Auch dass die Antragstellerin vor Erlass des Bescheides und auch noch vor dem Anhörungsschreiben der Antragsgegnerin deutlich machte, dass sie beabsichtigte, die Einrede der Verjährung zu erheben, ändert hieran nichts. Denn die entsprechenden Gespräche fanden offenbar erst im Jahr 2010, also nach Erlass des Urteils des BSG im Januar 2009 und deutlich nach Ablauf der Verjährungsfristen, statt. Zu diesem Zeitpunkt kundzutun, dass auf die Einrede der Verjährung nicht verzichtet wird, bedeutet nach Auffassung der Kammer, von diesem Recht missbräuchlich Gebrauch zu machen. Die Antragstellerin hat nach Auffassung der Kammer bei ihrem Handeln zugrunde gelegt, dass die Antragsgegnerin aufgrund des Fehlens anderslautender Mitteilungen von ihr davon ausging, sie werde auf die Einrede der Verjährung verzichten. Die Tatsache, dass die Antragstellerin nicht durch Tätigwerden einen Vertrauenstatbestand geschaffen hat, wie von ihr im Rahmen des Eilverfahrens gerügt wird, steht der Annahme einer unzulässigen Rechtsausübung nicht im Wege. Bei der konkreten Fallgestaltung war es an der Antragstellerin, die Antragsgegnerin rechtzeitig, also zu einem Zeitpunkt, in dem diese ihre Rechte noch schützen konnte, darauf hinzuweisen, dass sie die Vereinbarung des Spitzenverbands der Krankenkassen und der Deutschen Rentenversicherung nicht für auf sie anwendbar hielt und die Absicht hatte, die Einrede der Verjährung bei Eintritt derselben zu erheben.

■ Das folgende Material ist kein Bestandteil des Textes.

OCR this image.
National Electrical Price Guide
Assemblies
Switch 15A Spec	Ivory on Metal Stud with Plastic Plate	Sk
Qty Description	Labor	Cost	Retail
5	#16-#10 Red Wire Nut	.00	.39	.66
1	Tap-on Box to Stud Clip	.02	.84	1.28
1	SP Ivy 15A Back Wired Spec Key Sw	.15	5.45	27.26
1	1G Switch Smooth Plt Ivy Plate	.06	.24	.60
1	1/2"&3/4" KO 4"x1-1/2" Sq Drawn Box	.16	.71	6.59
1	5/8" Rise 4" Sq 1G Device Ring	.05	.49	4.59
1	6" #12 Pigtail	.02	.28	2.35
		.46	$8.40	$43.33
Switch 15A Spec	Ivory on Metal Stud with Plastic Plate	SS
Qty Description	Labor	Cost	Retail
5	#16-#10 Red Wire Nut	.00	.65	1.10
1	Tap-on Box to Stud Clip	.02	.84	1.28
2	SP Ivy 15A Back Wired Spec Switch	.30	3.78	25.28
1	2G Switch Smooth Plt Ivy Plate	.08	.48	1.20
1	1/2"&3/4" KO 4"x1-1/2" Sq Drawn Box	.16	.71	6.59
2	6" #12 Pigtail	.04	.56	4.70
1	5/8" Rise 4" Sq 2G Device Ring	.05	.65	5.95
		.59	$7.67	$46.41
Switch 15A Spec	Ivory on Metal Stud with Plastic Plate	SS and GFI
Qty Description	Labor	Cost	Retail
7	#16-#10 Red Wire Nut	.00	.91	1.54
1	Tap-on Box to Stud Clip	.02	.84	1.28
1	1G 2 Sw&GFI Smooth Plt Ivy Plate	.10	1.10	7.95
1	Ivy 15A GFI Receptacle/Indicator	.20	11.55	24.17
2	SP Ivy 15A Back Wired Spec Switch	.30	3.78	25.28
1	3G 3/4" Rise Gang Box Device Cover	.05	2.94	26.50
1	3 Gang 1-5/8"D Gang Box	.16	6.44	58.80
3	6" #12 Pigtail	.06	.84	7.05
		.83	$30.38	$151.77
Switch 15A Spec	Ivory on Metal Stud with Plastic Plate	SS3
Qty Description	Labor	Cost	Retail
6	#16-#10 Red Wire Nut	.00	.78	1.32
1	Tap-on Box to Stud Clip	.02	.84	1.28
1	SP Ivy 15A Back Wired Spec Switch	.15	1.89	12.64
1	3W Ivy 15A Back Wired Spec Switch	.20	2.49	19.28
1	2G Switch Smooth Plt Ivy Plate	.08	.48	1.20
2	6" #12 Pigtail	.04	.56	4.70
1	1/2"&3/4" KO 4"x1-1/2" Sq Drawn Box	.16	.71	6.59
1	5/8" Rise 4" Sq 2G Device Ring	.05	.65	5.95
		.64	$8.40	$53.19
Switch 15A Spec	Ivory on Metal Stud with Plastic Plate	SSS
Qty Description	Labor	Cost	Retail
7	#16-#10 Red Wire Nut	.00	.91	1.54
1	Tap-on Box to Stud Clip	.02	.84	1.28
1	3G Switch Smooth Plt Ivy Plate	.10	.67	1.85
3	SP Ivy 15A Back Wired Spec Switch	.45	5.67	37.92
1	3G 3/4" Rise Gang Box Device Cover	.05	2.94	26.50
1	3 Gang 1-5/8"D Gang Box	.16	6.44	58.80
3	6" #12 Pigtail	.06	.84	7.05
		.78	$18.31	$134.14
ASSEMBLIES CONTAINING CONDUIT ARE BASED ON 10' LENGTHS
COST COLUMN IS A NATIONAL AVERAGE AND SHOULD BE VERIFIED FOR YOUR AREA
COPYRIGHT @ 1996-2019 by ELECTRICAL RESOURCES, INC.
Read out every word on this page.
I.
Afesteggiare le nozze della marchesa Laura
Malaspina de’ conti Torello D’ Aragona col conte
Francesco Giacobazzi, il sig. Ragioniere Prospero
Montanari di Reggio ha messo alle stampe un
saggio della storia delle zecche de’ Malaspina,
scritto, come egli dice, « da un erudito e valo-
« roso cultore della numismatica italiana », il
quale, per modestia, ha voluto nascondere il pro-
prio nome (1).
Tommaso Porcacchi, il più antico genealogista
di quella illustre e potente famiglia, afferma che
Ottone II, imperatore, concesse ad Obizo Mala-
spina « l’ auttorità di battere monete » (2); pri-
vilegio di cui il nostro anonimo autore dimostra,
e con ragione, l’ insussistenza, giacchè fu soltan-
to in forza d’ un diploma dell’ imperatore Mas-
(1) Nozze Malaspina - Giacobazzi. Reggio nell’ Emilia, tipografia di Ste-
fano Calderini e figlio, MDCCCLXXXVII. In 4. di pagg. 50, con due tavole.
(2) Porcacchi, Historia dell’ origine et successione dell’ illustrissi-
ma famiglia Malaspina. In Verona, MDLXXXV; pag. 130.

Die Rechtsmissbräuchlichkeit, die sich aus dem Geltendmachen des Einwandes der Verjährung zu diesem späten Zeitpunkt ergibt, hat eine rechtshindernde Wirkung. Die Antragstellerin kann sich hierauf somit nicht berufen.
Im Hinblick auf die Rechtmäßigkeit des angefochtenen Bescheides kann die Kammer eine besondere Härte gegenüber der Antragstellerin nicht erkennen.
Da der Bescheid der Antragsgegnerin rechtmäßig ist und eine besondere Härte nicht vorliegt, war dem Antrag auf Anordnung der aufschiebenden Wirkung nicht zu entsprechen.
Die Kostenentscheidung folgt aus §§ 183, 193 SGG.